Like many Clevelanders, I will be watching the Phightins closely, cheering them on to victory. Because then, and only then, can we as Clevelanders bask in the glory of our first championship since 1964 — the undisputed championship of sports misery.

*Phil Kehres is one of the authors of Excuse Me, Is That Your Blog?

(For other pieces about the Phillies, please see: "Baseball: The Phillies & Knocking Wood;" "Baseball: The Phillies Corner the Brewers & Sabathia," and "Baseball: The Phillies Head to the NLCS.")


Suzie said...

It's great to have scommiseration / support for the Phillies!

I still feel like I should explain the Santa Claus incident... the guy who was supposed to play Santa that day was sick, so they had a fan dress up instead.
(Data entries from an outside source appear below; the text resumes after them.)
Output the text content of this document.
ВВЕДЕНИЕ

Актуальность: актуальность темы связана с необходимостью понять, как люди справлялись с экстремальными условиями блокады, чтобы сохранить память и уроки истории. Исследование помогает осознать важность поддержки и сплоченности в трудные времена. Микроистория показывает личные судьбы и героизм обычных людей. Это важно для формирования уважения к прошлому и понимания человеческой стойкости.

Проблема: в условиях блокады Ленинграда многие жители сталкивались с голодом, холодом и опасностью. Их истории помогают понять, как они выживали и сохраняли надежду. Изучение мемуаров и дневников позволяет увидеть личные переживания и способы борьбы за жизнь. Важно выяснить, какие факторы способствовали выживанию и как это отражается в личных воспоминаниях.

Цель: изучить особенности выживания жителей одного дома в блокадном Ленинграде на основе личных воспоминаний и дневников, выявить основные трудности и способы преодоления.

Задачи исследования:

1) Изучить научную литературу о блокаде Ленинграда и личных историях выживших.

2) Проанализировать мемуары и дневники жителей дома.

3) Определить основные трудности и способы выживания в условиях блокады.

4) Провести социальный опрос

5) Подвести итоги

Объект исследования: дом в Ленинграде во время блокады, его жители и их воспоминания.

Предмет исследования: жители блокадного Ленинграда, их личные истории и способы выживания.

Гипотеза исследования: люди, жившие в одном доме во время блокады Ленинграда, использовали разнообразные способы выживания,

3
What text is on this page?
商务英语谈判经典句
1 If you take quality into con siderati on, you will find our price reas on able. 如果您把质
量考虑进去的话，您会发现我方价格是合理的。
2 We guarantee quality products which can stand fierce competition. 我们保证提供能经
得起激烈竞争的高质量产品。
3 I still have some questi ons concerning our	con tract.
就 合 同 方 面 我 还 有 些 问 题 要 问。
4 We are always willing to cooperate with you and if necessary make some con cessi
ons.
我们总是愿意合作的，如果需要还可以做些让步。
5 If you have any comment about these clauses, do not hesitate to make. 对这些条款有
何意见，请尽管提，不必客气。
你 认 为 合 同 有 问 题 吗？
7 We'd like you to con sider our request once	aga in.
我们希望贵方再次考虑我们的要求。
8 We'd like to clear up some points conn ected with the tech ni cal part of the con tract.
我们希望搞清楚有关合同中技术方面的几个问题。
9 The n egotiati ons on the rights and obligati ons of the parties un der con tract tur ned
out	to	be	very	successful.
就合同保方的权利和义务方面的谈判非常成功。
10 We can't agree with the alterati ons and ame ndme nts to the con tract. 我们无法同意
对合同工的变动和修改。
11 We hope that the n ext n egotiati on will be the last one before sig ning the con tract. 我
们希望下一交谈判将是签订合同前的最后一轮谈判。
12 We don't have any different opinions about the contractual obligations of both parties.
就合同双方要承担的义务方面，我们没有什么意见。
The fan had been tailgating since the early hours of the morning, and was wasted. He's quoted in the book "If Football's a Religion why don't we have a Prayer?" as saying that since he was drunk and did a horrible job as Santa, he actually deserved to be booed. And thought it was really funny.

Bradford said...

I'd like to toss a D battery of love and shared misery right back at all you long-suffering Cleveland fans. I'll even aim for a non-vital organ.


Turk said...

Appreciate the sentiment, Bradford. Hope you cans can pull this out as you head back to CBB.